Passenger Payments: Ride Payments is the total dollar amount the passengers paid in this case for 76 rides. This is where it may get tricky for the drivers, it is the total dollar amount passengers paid to Lyft and are broken down into four items: Platform Expense, Service Expense, Donations and Third Party Fees & Taxes (such as airport drop off and pickup fees).
The nice thing about the new earnings screen and this page in particular is that you can add up the platform expense and service expenses 109.55+175.97 and use that to figure out what Lyft’s effective commission for the week is.
In this fictitious Lyft example, the formula for calculation would be: (Platform expense + service expense)/(Ride payments – Donations – Third party fees and taxes)
(109.55+175.97)/(1090.94-0.03-23.60)=285.52/1067.31 = 26.8%
Note: this is a fictitious example since over the past six months I have found Lyft’s take much higher in the 30%-40% range, especially after the introduction of Lyft PPZ (Personal Power Zones)
Individual ride breakdown will look as the following screenshot, a lot less transparent and lacking details such as exact miles and minutes driven for the specific trip. I personally don’t like the fact that Lyft, on the one hand, decided to simplify and add more information to the driver Dashboard and on the other hand, took away the details of each ride from the driver. It seems like they are trying to hide something – maybe the 40%-60% commissions that it takes on certain trips? I could understand why the passenger receipt would not be individually revealed, since all the rides are aggregated in the new weekly statement. Is it about to relieve the driver’s angst about the take rate (RPB - Revenue Per Booking) of Lyft? I would have preferred to keep everything the same but add the new comprehensive statement to Lyft’s arsenal.
My takeaway from these changes that took place in October 2019 are mixed to negative. Lyft rolled out these changes with a mandatory app update for its drivers. After the installation of the update, drivers noticed they could no longer see how much the rider paid for any given trip. It’s yet another move that potentially undercuts Lyft’s (and Uber’s) legal logic that classifies drivers as independent contractors instead of employees. As I have interviewed many drivers since the change, the number in support of these changes is miniscule. I think it is all about control of the driver, from the algorithm deciding who gets what ride to the total separation of what the passenger pays to what the drivers receives.
At least some drivers I spoke to say not being able to see what the rider paid will affect their revenue, driving strategies or at least the thoroughness with which they can analyze the profitability of each ride. One veteran driver told me that he used to look at every fare to see if the rider paid way more than what he received. If that was the case, he would contact Lyft support and pursue fare adjustments. Another driver said the change probably won’t impact him on a day-to-day basis, but it’s more a matter of curiosity and knowledge of the business he’s engaged in. He said that knowing is better than not knowing.

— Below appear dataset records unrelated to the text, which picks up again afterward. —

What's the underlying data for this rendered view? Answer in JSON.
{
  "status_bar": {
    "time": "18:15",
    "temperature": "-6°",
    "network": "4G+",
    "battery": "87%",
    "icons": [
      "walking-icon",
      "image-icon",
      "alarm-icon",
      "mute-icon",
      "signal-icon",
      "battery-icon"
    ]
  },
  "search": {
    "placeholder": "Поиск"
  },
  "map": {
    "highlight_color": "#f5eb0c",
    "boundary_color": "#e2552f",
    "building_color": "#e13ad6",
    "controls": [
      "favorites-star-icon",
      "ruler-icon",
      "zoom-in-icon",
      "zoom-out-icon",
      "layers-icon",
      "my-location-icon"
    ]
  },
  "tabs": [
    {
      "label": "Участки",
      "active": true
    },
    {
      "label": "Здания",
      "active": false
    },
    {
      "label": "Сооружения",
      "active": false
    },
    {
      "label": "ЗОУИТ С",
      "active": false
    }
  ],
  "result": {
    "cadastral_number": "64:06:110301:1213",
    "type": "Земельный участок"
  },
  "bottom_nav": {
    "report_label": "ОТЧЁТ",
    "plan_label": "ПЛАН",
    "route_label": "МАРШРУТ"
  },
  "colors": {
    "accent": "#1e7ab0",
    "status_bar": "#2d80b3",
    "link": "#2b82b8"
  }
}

The new detailed driver earnings statement on the Lyft driver Dashboard is a definite plus for drivers who treat their driving as a small business and would like to keep close tabs on their expenses. I have frequently asked drivers on my brakes every time I decide to drive if they treat their driving as as small business. To my dismay, I have come up with the conclusion that a majority of drivers have a daily dollar goal in mind, they just turn the app on and accept every ride Lyft throws their way instead of deploying strategies that would be beneficial to their bottom line. Maybe this will help them be more proactive in understanding and taking an interest in their financials.
Ultimately, I think Lyft has figured out how upset the drivers were getting by checking the rider receipt after each individual ride and discovering the exorbitant amounts Lyft was taking as a percentage of the fare. Since a majority of drivers use both platforms to make money, in a moment of anger and frustration, they could decide to switch to Uber and create problems for the Lyft platform in the form of longer passenger ETAs, turning down requests or cancelling rides!